Tuesday, May 26, 2009

Knowing your audience is crucial

It would be surprising if you were to ask anyone who has taken a Coker College Puffer course in public speaking what the most important principle of public speaking is and they did not answer immediately -- Knowing your audience. I am not always sure that I am as clear as I need to be about why you need to know your audience but I think it is repeated so often the basic principle gets across. One of the sayings outside my office is by Red Auerbach, former coach of the Boston Celtics, and I heard him say this on the radio the other day, "It doesn't matter what you say, what matters is what they hear."

Just recently I completed THE 21 IMMUTABLE LAWS OF LEADERSHIP by John C. Maxwell and when he discusses the "Law of Connection" he does a good job of highlighting a leader's need to know the audience. One of the outtakes in the chapter on The Law of Connection is a quote that is on target for this subject of knowing your audience: "It's one thing to communicate to people because you believe you have something of value to say. It's another to communicate with people because you believe they have value." (page 119) For me that resonates as the major reason to know your audience. That audience is composed of individuals who have value and your job as a communicator is to add to that value.

Maxwell discusses the guidelines for connecting and I am going to use his thoughts because they reflect my own and because he has written lots of books and spoken to millions of people and his words have value with people wanting to be leaders. You might have to pick up his book to get the details of these eight guidelines but here they are from pp 117 and 118:
1 -- Connect with yourself
2 -- Communicate with openness and sincerity
3 -- Know your audience ("You want to speak to what they care about not just what you care about.")
4 -- Live Your message
5 -- Go to where they are
6 -- Focus on them, not yourself
7 -- Believe in them
8 -- Offer direction and hope -- ("When you give people hope, you give them a future.)

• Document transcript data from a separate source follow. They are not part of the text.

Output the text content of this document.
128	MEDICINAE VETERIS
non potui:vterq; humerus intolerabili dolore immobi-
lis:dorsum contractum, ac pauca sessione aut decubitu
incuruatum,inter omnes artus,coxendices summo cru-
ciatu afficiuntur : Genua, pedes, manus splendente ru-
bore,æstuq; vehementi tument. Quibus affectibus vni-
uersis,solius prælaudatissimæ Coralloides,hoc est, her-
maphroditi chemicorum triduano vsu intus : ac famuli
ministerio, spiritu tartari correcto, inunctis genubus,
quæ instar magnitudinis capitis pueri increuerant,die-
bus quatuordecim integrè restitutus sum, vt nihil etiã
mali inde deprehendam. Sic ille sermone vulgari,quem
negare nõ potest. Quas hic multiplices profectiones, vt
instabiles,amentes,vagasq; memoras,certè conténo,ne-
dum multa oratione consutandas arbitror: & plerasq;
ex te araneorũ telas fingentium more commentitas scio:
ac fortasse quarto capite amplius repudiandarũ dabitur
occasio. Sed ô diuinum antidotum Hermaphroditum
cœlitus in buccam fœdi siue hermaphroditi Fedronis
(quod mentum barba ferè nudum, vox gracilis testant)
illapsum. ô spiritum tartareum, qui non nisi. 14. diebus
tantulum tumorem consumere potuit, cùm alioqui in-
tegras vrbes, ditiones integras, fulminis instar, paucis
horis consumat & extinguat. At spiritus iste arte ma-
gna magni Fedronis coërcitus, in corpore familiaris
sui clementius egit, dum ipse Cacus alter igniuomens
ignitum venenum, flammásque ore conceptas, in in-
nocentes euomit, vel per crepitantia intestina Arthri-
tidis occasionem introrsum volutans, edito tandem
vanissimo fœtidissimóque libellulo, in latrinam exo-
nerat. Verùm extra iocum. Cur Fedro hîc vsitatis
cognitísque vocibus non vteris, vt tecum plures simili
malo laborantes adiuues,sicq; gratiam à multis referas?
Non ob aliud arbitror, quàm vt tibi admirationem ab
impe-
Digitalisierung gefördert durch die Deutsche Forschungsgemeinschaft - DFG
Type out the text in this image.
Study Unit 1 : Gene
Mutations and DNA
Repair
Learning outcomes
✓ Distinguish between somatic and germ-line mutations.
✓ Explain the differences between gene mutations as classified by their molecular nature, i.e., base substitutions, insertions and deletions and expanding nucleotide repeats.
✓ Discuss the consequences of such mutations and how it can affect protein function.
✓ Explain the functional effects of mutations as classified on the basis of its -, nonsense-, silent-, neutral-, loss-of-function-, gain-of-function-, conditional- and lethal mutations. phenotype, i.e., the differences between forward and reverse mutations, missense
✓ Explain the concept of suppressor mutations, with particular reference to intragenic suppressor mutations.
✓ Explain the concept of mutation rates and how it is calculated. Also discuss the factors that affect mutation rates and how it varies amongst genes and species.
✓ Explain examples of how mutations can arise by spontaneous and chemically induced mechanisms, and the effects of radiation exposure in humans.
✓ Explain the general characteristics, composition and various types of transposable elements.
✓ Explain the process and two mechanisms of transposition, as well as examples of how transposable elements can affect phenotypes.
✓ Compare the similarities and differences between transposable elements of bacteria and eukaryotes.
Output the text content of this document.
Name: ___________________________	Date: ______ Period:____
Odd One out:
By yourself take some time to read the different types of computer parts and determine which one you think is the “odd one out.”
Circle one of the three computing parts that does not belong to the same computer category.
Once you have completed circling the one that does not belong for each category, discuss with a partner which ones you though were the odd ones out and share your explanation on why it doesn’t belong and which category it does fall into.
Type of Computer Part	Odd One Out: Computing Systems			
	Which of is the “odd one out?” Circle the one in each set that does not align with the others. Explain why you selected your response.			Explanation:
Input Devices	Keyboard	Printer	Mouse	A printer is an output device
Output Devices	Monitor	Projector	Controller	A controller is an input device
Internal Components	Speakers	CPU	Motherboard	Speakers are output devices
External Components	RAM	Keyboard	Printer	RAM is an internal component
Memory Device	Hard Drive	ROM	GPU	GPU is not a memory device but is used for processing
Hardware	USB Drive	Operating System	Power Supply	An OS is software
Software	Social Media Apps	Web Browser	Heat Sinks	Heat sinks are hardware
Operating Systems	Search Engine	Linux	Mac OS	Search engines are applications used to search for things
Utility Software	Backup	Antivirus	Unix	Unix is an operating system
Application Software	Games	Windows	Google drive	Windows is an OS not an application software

At Coker, the Communication 101 course on public speaking is about getting better at public speaking but the context of becoming a better oral communicator in a liberal arts tradition as that you use this skill in taking leadership within your personal communities. And, this morning, just before writing this blog posting I was listening to President Obama announce his choice for the opening on the Supreme Court. You will find that his announcement followed many of Maxwell's guidelines for effective communication and the Law of Connection. http://www.blogger.com/post-create.g?blogID=2136966742995179399#

1 comment:

  1. Thank you for sharing Mr. Maxwell's thoughts, as well as your own. I found them both interesting and potentially very helpful. Keep up the great work!